This is a Python program that translates the speech into a user input language and plays the translated result to them.
-
The program first asks for source and target language where source is the one you're going to speak and target being the one into which you want to translate it into.
-
Then the program displays the text of what you spoke as well as the translated text.
-
Finally, it plays the audio of the translated text and ends the program afterwards.
This is all possible because of several Python packages; googletrans
, speech_recognition
, playsound
, and gTTS
.
speech_recognition
captures the voice almost accurately and then saves the text format of it inside a variable which we will use later on, we also use that text to print out what we spoke, that is, it prints out the text in its source langauge.
googletrans
translates the given text from speech_recogntion
and also stores it inside a variable. We also print out the target language output.
gTTS
then converts the translated text into audio using Google's famous Text-to-Speech capabilities. The audio is stored inside an "audio.mp3" file which will be used later on.
playsound
then takes that audio.mp3 file and then plays it inside the program and the program ends afterwards.
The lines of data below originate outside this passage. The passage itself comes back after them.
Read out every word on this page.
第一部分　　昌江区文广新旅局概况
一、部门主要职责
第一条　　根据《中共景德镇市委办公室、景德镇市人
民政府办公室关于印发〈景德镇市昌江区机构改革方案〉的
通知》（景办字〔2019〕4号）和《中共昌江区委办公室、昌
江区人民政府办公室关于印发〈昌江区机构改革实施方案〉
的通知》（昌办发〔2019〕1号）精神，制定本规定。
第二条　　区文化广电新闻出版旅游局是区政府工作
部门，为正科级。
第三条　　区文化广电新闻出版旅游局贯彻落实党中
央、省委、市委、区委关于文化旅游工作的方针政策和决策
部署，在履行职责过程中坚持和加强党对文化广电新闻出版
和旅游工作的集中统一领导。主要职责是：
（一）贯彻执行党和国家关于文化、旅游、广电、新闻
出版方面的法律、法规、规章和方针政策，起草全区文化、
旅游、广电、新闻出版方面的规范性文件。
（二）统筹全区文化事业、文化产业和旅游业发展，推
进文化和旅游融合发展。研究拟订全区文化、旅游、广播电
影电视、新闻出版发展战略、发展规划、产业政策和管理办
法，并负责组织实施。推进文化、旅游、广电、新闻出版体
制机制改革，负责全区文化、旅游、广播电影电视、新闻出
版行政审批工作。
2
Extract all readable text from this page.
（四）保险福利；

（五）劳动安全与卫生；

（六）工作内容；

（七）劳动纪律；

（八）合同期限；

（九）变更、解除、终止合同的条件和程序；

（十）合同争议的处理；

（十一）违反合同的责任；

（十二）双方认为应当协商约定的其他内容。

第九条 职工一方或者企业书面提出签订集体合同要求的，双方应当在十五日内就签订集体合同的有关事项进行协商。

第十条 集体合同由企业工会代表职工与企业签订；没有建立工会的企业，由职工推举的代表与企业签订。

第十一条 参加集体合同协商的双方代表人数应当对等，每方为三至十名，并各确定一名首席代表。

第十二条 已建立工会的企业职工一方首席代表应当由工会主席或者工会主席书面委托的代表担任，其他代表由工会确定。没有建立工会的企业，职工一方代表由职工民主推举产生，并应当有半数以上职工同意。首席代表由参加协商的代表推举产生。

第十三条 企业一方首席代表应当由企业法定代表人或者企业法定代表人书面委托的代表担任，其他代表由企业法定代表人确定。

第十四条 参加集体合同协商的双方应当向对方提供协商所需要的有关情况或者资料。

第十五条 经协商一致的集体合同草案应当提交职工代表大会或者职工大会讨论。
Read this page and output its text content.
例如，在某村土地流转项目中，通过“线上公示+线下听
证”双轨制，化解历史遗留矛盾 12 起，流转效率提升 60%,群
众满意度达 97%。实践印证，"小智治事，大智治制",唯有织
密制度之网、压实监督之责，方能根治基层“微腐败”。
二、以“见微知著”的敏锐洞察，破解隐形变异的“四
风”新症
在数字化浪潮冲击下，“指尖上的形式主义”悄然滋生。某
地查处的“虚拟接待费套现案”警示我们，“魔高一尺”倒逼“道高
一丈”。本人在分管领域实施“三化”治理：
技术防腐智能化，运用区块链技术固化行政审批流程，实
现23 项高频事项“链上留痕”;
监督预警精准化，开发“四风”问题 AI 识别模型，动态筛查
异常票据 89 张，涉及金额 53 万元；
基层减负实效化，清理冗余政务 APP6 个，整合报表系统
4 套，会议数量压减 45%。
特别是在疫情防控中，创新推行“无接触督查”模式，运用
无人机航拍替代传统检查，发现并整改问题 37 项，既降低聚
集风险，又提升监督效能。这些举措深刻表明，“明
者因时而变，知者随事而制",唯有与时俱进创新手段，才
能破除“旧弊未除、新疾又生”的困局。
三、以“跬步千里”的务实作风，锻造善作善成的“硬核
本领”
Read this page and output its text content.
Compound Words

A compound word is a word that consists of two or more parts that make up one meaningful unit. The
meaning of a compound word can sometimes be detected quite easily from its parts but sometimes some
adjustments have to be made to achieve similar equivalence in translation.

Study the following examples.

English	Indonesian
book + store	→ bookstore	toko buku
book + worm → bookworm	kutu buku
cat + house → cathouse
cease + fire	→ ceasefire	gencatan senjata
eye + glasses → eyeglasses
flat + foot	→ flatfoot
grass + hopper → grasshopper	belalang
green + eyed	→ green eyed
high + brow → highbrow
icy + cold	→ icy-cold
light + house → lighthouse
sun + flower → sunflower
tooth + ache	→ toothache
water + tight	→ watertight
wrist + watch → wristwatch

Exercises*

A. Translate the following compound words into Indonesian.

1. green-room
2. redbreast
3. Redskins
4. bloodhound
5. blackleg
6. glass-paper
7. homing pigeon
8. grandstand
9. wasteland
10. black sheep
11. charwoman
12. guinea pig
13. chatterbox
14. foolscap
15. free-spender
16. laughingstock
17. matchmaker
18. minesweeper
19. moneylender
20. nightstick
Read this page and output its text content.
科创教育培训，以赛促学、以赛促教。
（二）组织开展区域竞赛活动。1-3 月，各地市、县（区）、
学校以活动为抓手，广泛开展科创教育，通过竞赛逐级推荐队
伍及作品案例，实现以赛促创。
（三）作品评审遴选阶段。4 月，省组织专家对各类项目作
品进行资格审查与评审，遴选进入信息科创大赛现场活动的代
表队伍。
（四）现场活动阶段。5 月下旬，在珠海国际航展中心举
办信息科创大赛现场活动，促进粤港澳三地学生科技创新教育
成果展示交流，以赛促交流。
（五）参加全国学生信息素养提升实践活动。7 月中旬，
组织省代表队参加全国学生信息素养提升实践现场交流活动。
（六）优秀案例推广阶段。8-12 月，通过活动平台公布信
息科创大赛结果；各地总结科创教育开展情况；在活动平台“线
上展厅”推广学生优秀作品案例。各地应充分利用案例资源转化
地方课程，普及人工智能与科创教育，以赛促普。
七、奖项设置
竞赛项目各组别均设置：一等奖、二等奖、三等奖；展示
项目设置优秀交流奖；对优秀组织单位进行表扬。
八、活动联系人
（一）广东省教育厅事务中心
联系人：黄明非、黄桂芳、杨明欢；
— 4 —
Pre-requisites are on how to make a virtual environment in Python and on how to use the "requirements.txt" file to install the dependencies for the program.
Make sure to use the packages inside the requirements.txt file since there are some packages with specific versions being used and won't work otherwise.
Afterwards, just install the requirements.txt file inside a virtual environment and then run the app.py
file.
There is no restriction to use a virtual environment, but it helps not bog down space by not installing too many unnecessary packages which won't be used from outside a single program.
An executable will be made available when I get the time to make it, but until then, this is the only method.